Just, the whole May Days shitfest...Stalin should have openly supported the CNT/FAI as well as the Republican government (I can understand him not wanting to back POUM) and to hell with the protests of the PF government in France. The Anarchists should probably have been a bit more compromising especially about military integration.
Stalin should have openly supported the CNT/FAI as well as the Republican government
I guess Stalin should've deployed Soviet armor and airforces to help fight Spanish fascism, maybe even send Soviet armaments and training cadres.
Wait no he actually did that.
The actual blame, yet again, rests on France and England chosing "neutrality" while the Italian and German fascists were running hog wild in Spain before Soviet intervention.
There can be arguments made that there could've been more done by the Soviets, if we ignore historical conditions that the Soviets faced a very real possibility of a two-front war against the Japanese imperialists in Asia and the German-Italian fascists in Europe thus having to prepare for such events, yet insofar as I've seen the Soviets did the best they could in the limited capacity that they could afford.
I'm not talking about the material support which was good and cool and I am in fact more sympathetic to Stalin in this.
But I think he does open himself to critique on his support of the USPC's position of compromise with bourgeois Republican forces and their political position of not establishing a DOtP and, more damningly, rolling back the collectivisation established by the CCMA before it's dissolution.
It is my opinion that this lack of left unity fatally weakened Republican forces on a key front and moreover robbed us of a Western European Socialist experiment.
There were good reasons for these actions, but in hindsight, I feel left unity would have been more productive.
Pre-postscript message: Could you tell me what acronym USPC and CCMA stand for?
I disagree and stand with the decision made by the Comintern in pursuing the popular front strategy.
In the face of the contrarian trotskyite opposition and uncompromising anarchist uncooperativity, chosing to then immediately alienate the socialist, social democrat, and fellow traveler republican forces in an attempt to appease the vanity of the left opposition would've spelt a more immediate death to the Second Republic.
Trying to push the communism button when you're in a state of conflict and/ or instability is a form of dogmatism that puts the ideal ahead of the material.
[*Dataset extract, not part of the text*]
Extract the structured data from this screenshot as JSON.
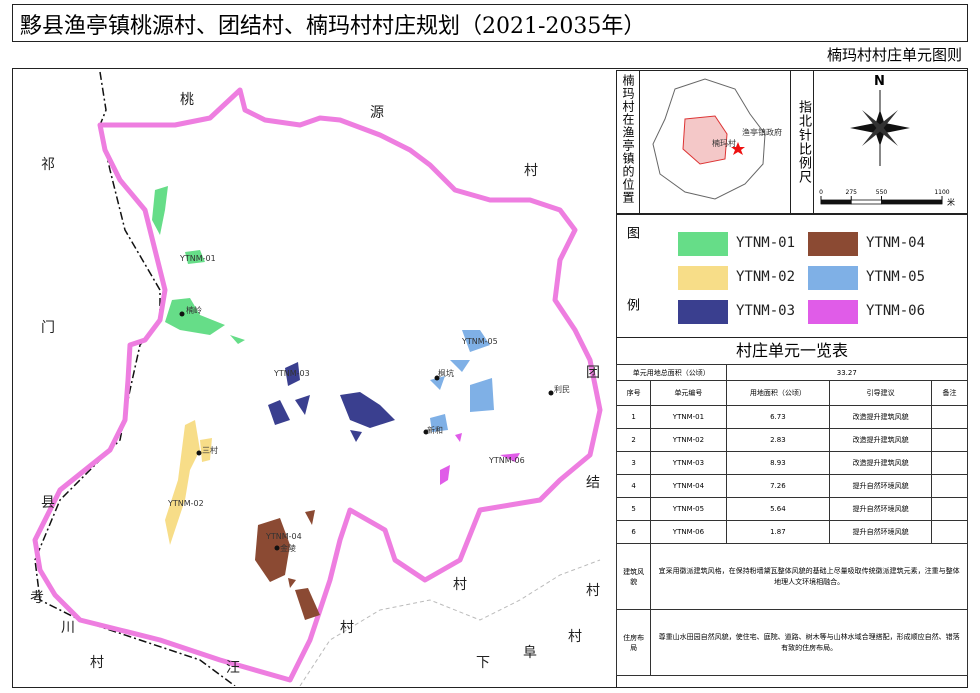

This was one of the bloody lessons that were learned during the Russian civil war.
Care to elaborate on the Spanish Civil War? Afaik, USSR was the only state to sell weapons to the antifascists
Just, the whole May Days shitfest...Stalin should have openly supported the CNT/FAI as well as the Republican government (I can understand him not wanting to back POUM) and to hell with the protests of the PF government in France. The Anarchists should probably have been a bit more compromising especially about military integration.
I guess Stalin should've deployed Soviet armor and airforces to help fight Spanish fascism, maybe even send Soviet armaments and training cadres.
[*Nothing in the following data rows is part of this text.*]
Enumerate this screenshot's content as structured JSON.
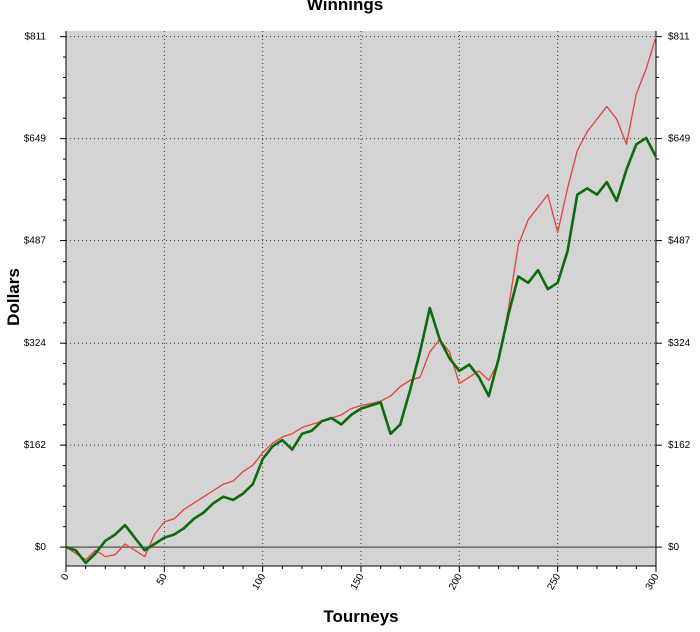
{
  "chart_data": {
    "type": "line",
    "title": "Winnings",
    "xlabel": "Tourneys",
    "ylabel": "Dollars",
    "xlim": [
      0,
      300
    ],
    "ylim": [
      -30,
      820
    ],
    "x_ticks": [
      0,
      50,
      100,
      150,
      200,
      250,
      300
    ],
    "y_ticks": [
      0,
      162,
      324,
      487,
      649,
      811
    ],
    "y_tick_labels": [
      "$0",
      "$162",
      "$324",
      "$487",
      "$649",
      "$811"
    ],
    "grid": true,
    "colors": {
      "plot_bg": "#d4d4d4",
      "series_red": "#e8413c",
      "series_green": "#0d6b0d"
    },
    "series": [
      {
        "color": "#e8413c",
        "x": [
          0,
          5,
          10,
          15,
          20,
          25,
          30,
          35,
          40,
          45,
          50,
          55,
          60,
          65,
          70,
          75,
          80,
          85,
          90,
          95,
          100,
          105,
          110,
          115,
          120,
          125,
          130,
          135,
          140,
          145,
          150,
          155,
          160,
          165,
          170,
          175,
          180,
          185,
          190,
          195,
          200,
          205,
          210,
          215,
          220,
          225,
          230,
          235,
          240,
          245,
          250,
          255,
          260,
          265,
          270,
          275,
          280,
          285,
          290,
          295,
          300
        ],
        "values": [
          0,
          -10,
          -20,
          -5,
          -15,
          -12,
          5,
          -5,
          -15,
          20,
          40,
          45,
          60,
          70,
          80,
          90,
          100,
          105,
          120,
          130,
          150,
          165,
          175,
          180,
          190,
          195,
          200,
          205,
          210,
          220,
          225,
          228,
          232,
          240,
          255,
          265,
          270,
          310,
          330,
          310,
          260,
          270,
          280,
          265,
          295,
          380,
          480,
          520,
          540,
          560,
          500,
          570,
          630,
          660,
          680,
          700,
          680,
          640,
          720,
          760,
          811
        ]
      },
      {
        "color": "#0d6b0d",
        "x": [
          0,
          5,
          10,
          15,
          20,
          25,
          30,
          35,
          40,
          45,
          50,
          55,
          60,
          65,
          70,
          75,
          80,
          85,
          90,
          95,
          100,
          105,
          110,
          115,
          120,
          125,
          130,
          135,
          140,
          145,
          150,
          155,
          160,
          165,
          170,
          175,
          180,
          185,
          190,
          195,
          200,
          205,
          210,
          215,
          220,
          225,
          230,
          235,
          240,
          245,
          250,
          255,
          260,
          265,
          270,
          275,
          280,
          285,
          290,
          295,
          300
        ],
        "values": [
          0,
          -5,
          -25,
          -10,
          10,
          20,
          35,
          15,
          -5,
          5,
          15,
          20,
          30,
          45,
          55,
          70,
          80,
          75,
          85,
          100,
          140,
          160,
          170,
          155,
          180,
          185,
          200,
          205,
          195,
          210,
          220,
          225,
          230,
          180,
          195,
          250,
          310,
          380,
          330,
          300,
          280,
          290,
          270,
          240,
          300,
          370,
          430,
          420,
          440,
          410,
          420,
          470,
          560,
          570,
          560,
          580,
          550,
          600,
          640,
          650,
          620
        ]
      }
    ]
  }
}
Wait no he actually did that.
The actual blame, yet again, rests on France and England chosing "neutrality" while the Italian and German fascists were running hog wild in Spain before Soviet intervention.
There can be arguments made that there could've been more done by the Soviets, if we ignore historical conditions that the Soviets faced a very real possibility of a two-front war against the Japanese imperialists in Asia and the German-Italian fascists in Europe thus having to prepare for such events, yet insofar as I've seen the Soviets did the best they could in the limited capacity that they could afford.
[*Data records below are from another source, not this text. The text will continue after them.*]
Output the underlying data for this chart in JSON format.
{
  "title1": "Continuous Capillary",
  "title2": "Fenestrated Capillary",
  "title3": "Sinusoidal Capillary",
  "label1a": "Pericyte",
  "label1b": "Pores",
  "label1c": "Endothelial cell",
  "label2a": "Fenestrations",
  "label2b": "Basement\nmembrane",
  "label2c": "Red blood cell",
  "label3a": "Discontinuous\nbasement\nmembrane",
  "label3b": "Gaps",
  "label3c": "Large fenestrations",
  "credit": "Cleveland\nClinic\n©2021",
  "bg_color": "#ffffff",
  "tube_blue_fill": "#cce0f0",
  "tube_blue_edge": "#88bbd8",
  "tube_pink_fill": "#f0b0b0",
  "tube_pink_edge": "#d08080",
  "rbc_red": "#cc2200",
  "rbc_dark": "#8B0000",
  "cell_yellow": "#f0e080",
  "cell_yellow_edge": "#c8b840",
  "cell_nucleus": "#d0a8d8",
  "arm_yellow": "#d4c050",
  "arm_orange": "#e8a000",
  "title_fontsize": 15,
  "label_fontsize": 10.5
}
this is usually true for 99 percent of events in soviet history, they did their best.
https://en.wikipedia.org/wiki/List_of_tanks_in_the_Spanish_Civil_War#Tanks_supplied_by_foreign_powers
Oh neat they had Renault, I wonder how well they worked
And they also supplied China against Japan at the same time.
I'm not talking about the material support which was good and cool and I am in fact more sympathetic to Stalin in this.
But I think he does open himself to critique on his support of the USPC's position of compromise with bourgeois Republican forces and their political position of not establishing a DOtP and, more damningly, rolling back the collectivisation established by the CCMA before it's dissolution.
It is my opinion that this lack of left unity fatally weakened Republican forces on a key front and moreover robbed us of a Western European Socialist experiment.
There were good reasons for these actions, but in hindsight, I feel left unity would have been more productive.
Pre-postscript message: Could you tell me what acronym USPC and CCMA stand for?
I disagree and stand with the decision made by the Comintern in pursuing the popular front strategy.
In the face of the contrarian trotskyite opposition and uncompromising anarchist uncooperativity, chosing to then immediately alienate the socialist, social democrat, and fellow traveler republican forces in an attempt to appease the vanity of the left opposition would've spelt a more immediate death to the Second Republic.
Trying to push the communism button when you're in a state of conflict and/ or instability is a form of dogmatism that puts the ideal ahead of the material. This was one of the bloody lessons that were learned during the Russian civil war.
United Socialist Party of Catalonia, and the Central Committee of Anti-Fascist Militias.